It only took 30 years of talking about it, 5 years of construction, and $745 million, but the 3 Laval metro stations are finally opening to the public this weekend.
Will it be worth it? The stations will really only conveniently serve people in Laval-des-Rapides, and the cost of a monthly pass will be prohibitively high:
$750 million in new transit infrastructure spending would be spent more wisely elsewhere.
“No serious cost-benefit analysis would have given the Laval metro top priority,” he said. “Dorval would have come first” – meaning improved transit and road links between downtown and Trudeau airport in Dorval.
Other higher priorities, by purely objective criteria, would have included improving mobility along the Metropolitan Expressway corridor or extending the metro’s Blue Line east to the Anjou area, Galella said.
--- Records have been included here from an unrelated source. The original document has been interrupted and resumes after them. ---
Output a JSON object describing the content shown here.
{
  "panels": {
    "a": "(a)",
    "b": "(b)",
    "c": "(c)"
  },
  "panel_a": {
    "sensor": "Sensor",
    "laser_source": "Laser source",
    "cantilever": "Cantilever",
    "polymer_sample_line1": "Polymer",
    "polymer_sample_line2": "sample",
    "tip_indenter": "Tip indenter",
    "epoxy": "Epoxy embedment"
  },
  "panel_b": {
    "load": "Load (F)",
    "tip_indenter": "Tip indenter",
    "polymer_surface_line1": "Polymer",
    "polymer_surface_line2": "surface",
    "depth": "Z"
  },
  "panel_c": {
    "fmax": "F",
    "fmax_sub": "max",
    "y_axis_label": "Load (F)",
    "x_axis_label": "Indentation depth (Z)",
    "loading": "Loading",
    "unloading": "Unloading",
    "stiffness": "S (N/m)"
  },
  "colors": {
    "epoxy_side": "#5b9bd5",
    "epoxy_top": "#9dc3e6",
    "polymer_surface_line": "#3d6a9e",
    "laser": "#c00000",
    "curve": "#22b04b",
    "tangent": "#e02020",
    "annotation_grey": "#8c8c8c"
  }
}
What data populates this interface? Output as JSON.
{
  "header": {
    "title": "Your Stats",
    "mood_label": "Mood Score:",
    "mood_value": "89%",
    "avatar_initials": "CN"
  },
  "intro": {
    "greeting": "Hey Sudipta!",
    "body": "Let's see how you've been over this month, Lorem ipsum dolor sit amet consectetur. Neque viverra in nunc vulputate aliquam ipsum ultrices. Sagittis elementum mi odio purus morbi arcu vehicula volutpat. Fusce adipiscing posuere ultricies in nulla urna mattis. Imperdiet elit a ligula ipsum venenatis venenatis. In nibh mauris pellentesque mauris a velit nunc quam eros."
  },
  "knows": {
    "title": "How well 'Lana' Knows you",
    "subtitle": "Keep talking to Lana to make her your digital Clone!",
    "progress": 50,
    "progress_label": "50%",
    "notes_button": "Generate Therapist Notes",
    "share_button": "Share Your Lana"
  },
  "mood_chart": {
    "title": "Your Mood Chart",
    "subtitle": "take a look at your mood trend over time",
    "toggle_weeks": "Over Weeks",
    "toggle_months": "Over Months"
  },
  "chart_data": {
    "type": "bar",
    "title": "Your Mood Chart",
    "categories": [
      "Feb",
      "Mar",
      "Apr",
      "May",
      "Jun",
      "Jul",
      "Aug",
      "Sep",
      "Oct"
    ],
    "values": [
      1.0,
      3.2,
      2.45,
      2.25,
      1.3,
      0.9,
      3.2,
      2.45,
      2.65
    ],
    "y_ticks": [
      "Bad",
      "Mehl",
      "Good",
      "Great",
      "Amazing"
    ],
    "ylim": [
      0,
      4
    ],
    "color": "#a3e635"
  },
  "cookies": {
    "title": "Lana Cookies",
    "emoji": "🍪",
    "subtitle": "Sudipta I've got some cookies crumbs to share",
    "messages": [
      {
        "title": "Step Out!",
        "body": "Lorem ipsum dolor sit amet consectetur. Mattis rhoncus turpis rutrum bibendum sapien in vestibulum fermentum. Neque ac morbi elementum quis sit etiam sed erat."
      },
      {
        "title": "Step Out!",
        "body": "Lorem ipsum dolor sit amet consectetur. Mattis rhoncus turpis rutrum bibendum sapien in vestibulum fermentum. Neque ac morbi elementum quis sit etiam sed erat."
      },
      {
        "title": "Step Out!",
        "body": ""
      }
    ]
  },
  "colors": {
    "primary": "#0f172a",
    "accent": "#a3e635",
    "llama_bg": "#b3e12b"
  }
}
Still, it’s nice to finally see a project move from “Hell-Freezes-Over” status to complete, whatever its faults. Maybe this means there’s still hope for other projects, like finishing highway 30. Or fixing the potholes. Or even extending Cavendish. (Yeah, right!)
And what to say of the fact they “forgot” to calulate more than a kilometer of tunnel?
How can planners simply “forget” a whole kilometer of tunnel?
Subways work best where population is more dense. West of Decarie there isn’t any métro at all. Yet, how many people live in NDG, Mtl W., C.S.L., Hampstead compared to laval and what are the comparative population densities?
One almost gets the impression that these areas have no subway because the people living there don’t speak the right language.
One more thing, I live close to a station on the orange line. On the days I use it I sometimes have to let two trains pass before one arrives with some space. Now that Laval is linked, though, how many more trains will people “downstream” ( say at Métro Laurier) have to let pass before one shows up with even minimal standing room?
A very unwise use of funds, if you ask me.